Именно через эту дверь леди Одли решила выйти. Она могла легко поднять решетку и отодвинуть задвижку, и спокойно оставить дверь открытой на время своего отсутствия. Опасаться того, что сэр Майкл проснется, не приходилось: он крепко спал в начале ночи, а со времени болезни сон его стал еще более крепок.

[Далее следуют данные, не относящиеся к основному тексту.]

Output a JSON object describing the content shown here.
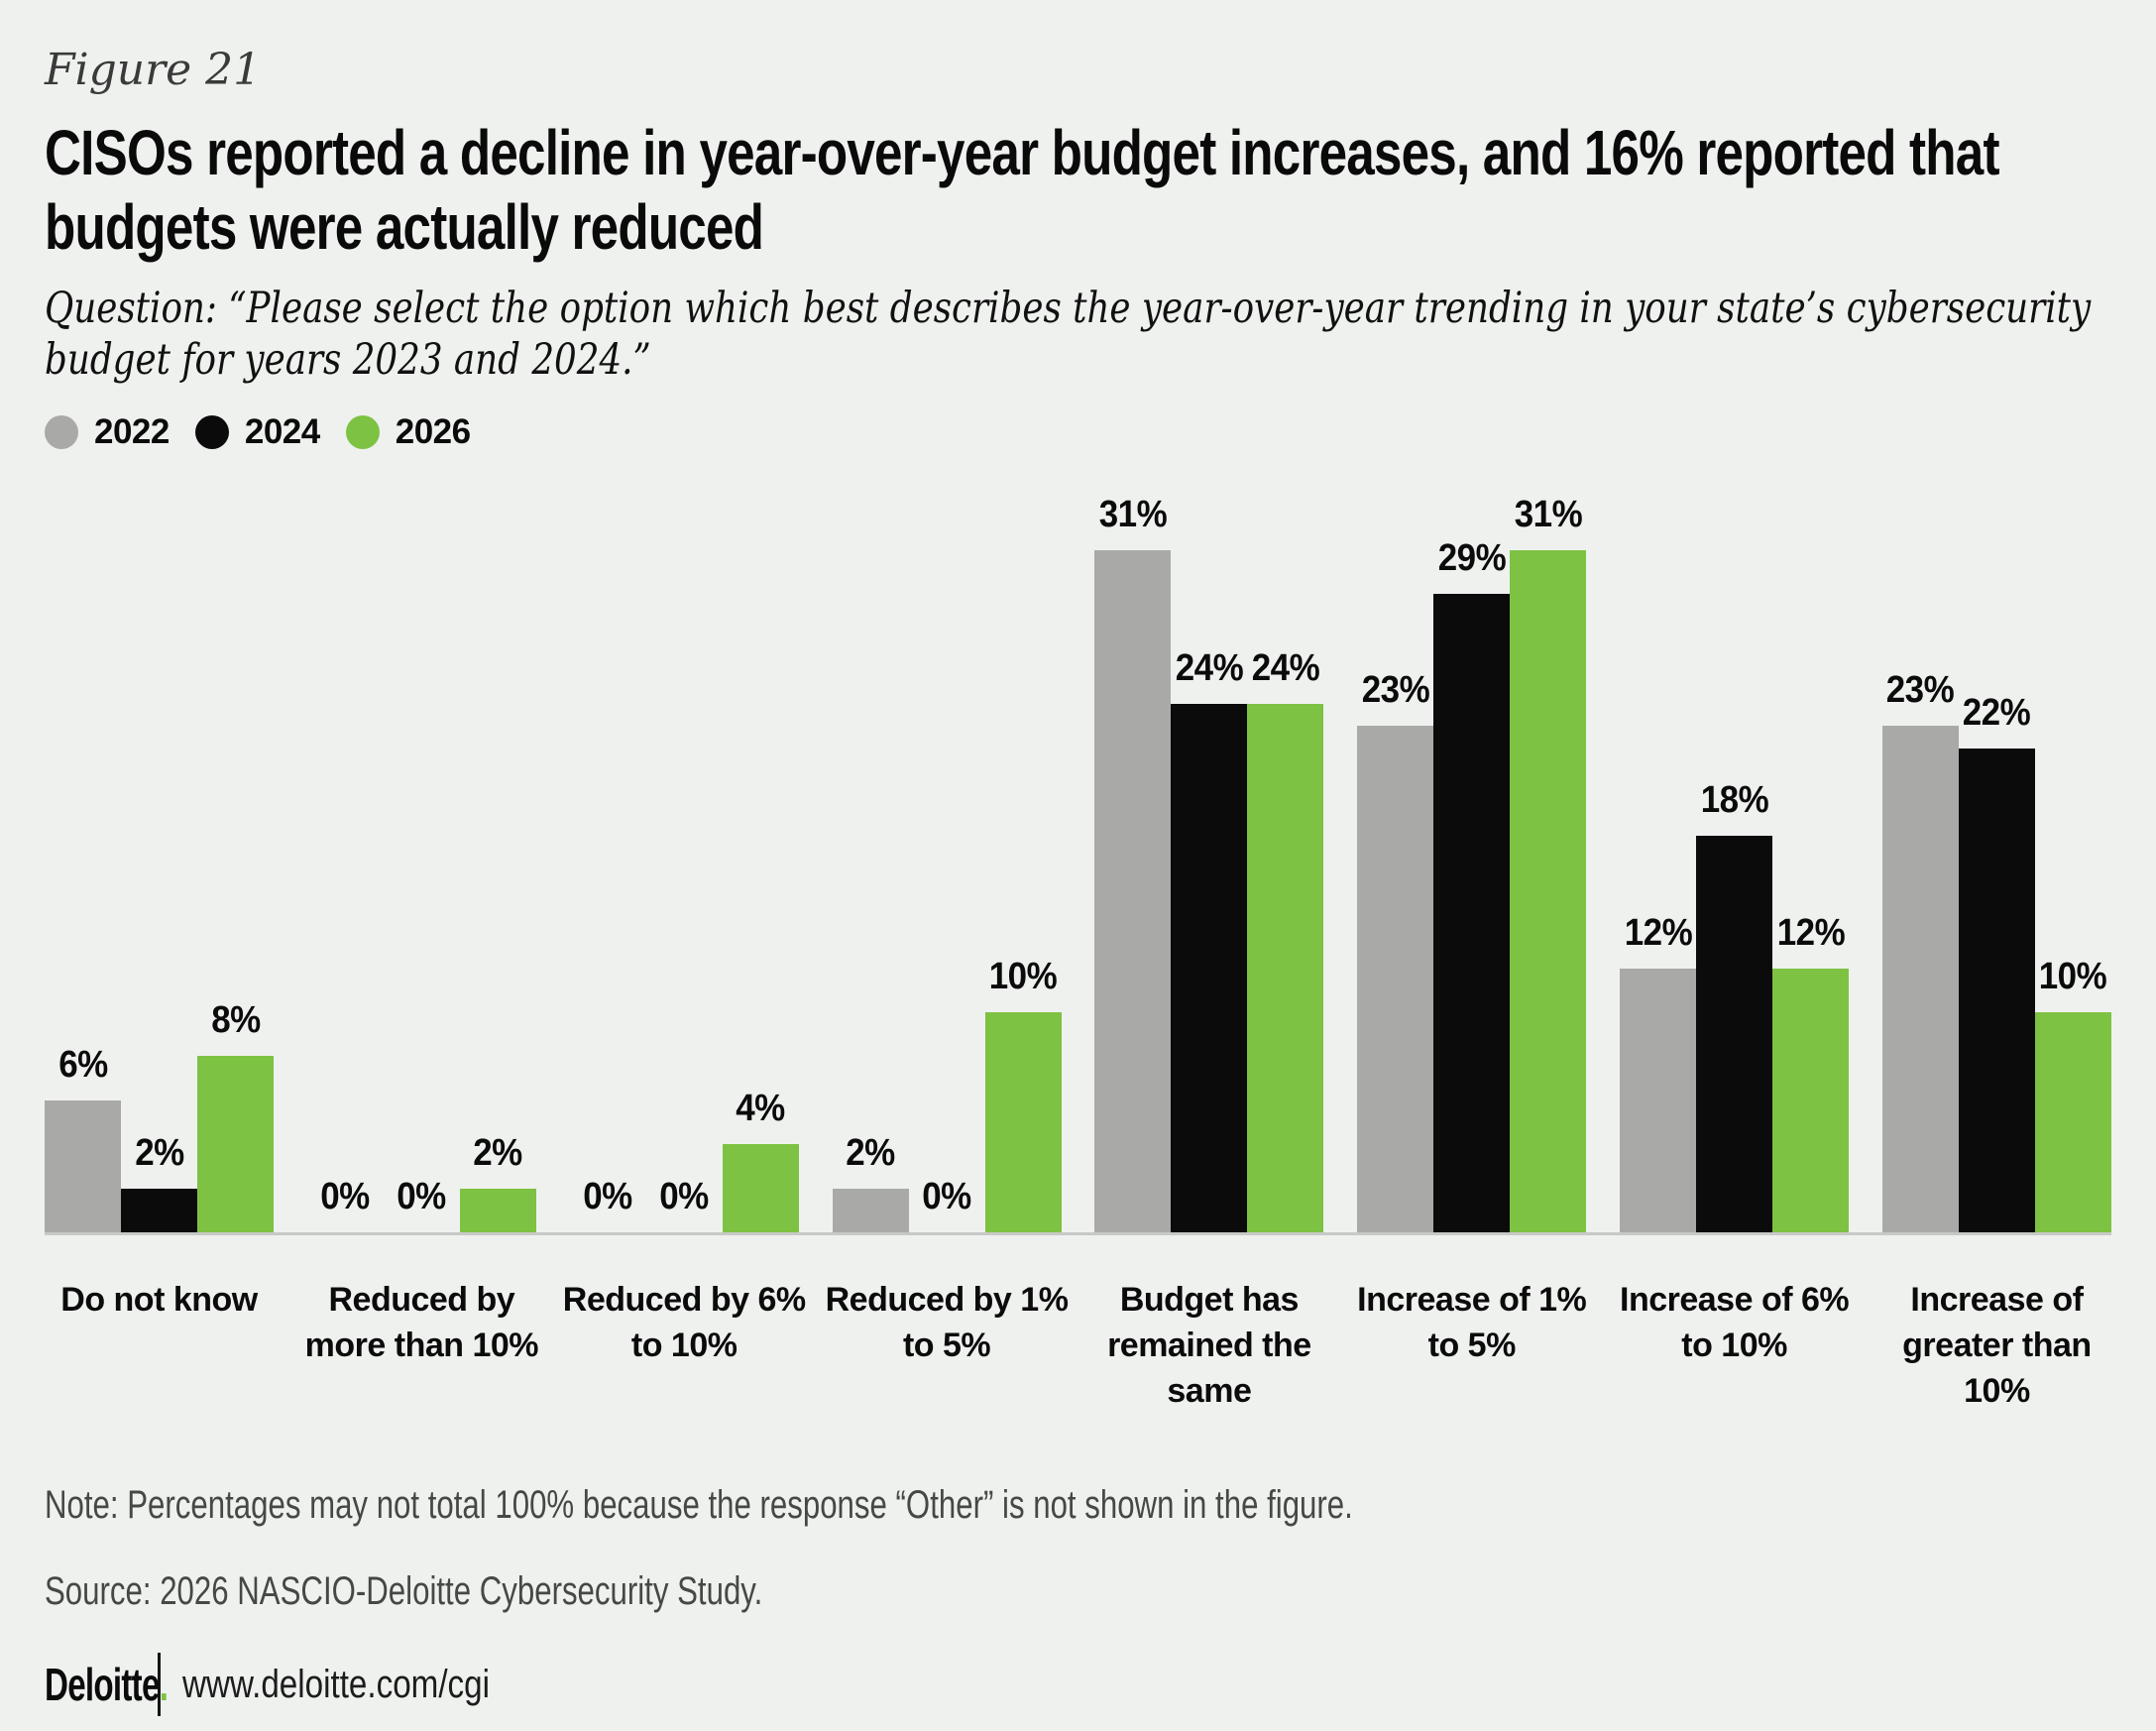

Леди Одли пересекла библиотеку и открыла дверь в комнату для завтрака. Эта комната была одной из современных пристроек. Это была простая веселая комната с яркими обоями и красивой кленовой мебелью, в которой больше всех времени проводила Алисия. Все, что требовалось для занятий юной леди, было разбросано повсюду — рисовальные принадлежности, незаконченные кусочки вышивок, запутанные клубки шелка и другие приметы девичьего присутствия, а картина мисс Одли — симпатичный рисунок цветным карандашом, изображающий розовощекую девчонку-сорванца верхом на лошади, висел над причудливыми старинными украшениями на каминной доске. Госпожа окинула взглядом эти знакомые предметы с презрительной ненавистью, светившейся в ее голубых глазах.